Significativamente, o avanço da popularização da grande rede mundial de computadores

trouxe também uma acentuada interação online entre os sujeitos dada a comunicação

integrada a qualquer lugar e a qualquer tempo, como apregoa Lemos (2004), quando

menciona o conceito da conexão permanente no mundo moderno.

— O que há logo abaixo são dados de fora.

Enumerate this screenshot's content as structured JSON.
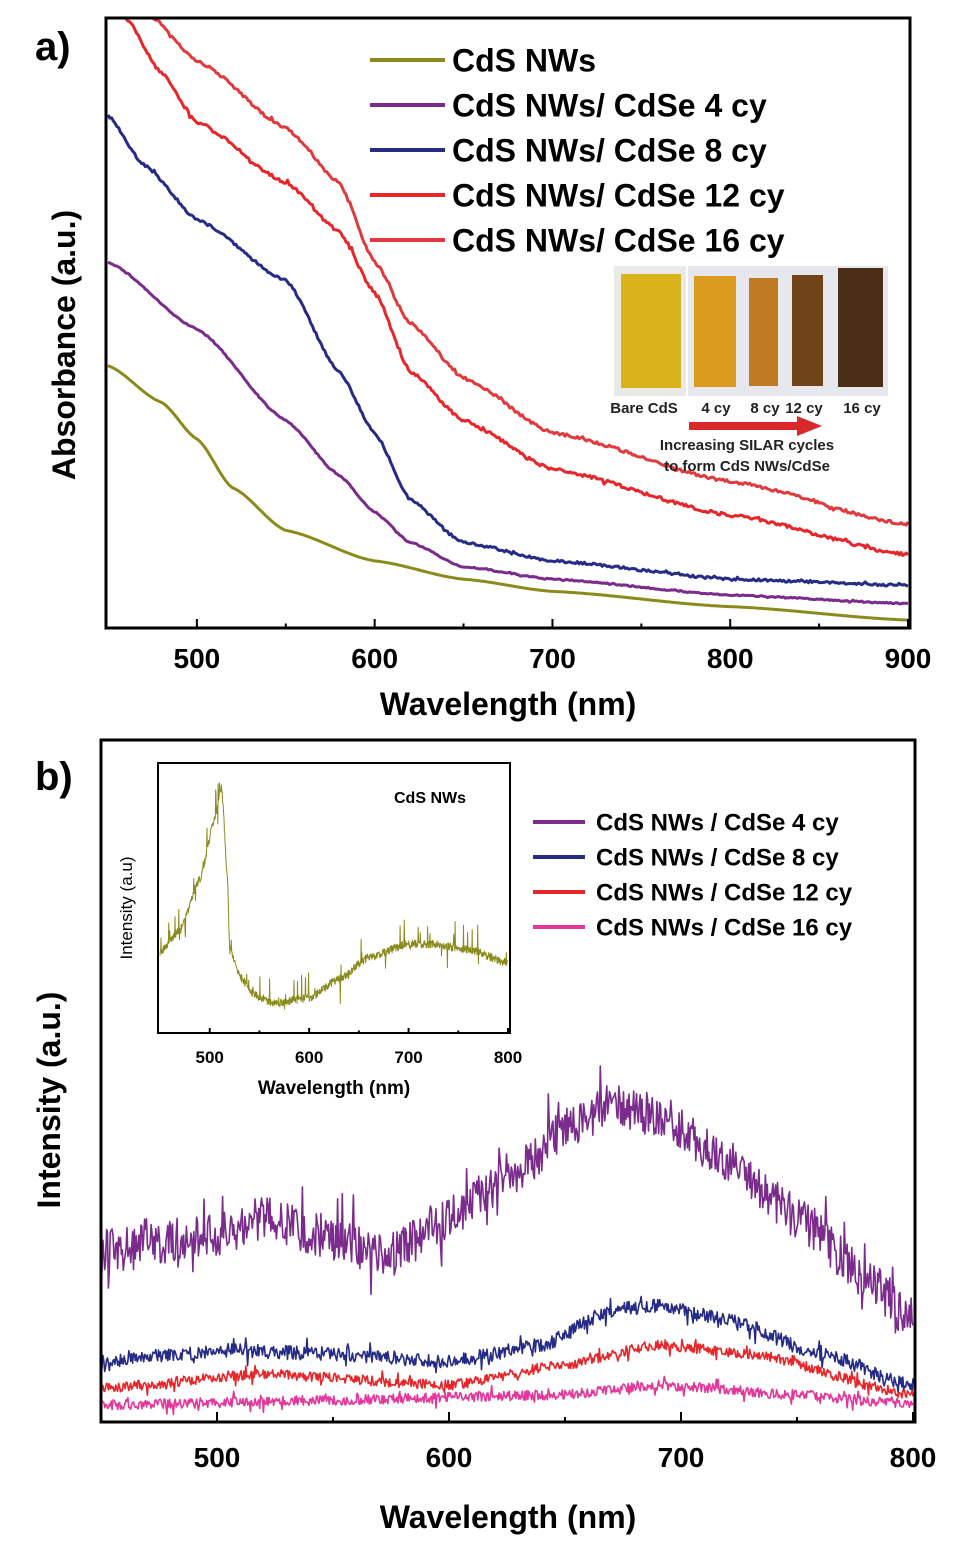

Segundo o autor, são todas essas características da nova sociedade que

fazem a estrutura vigente ser identificada por uma “cultura da conexão”, ou seja, a partir

da presença dos sujeitos em uma dinâmica que permite “estar” em vários lugares ao

mesmo tempo (nesse sentido, dada a impossibilidade da onipresença física, o termo

implica um modo de pertencer e de experimentar os espaços de forma ampla). Isso tudo

favorecido pela disseminação de meios de conexão nos mais diversos locais, a citar as

linhas de rede sem fio wireless e wifi dispostas nas residências, nos estabelecimento e,

inclusive, em diversos espaços públicos das cidades.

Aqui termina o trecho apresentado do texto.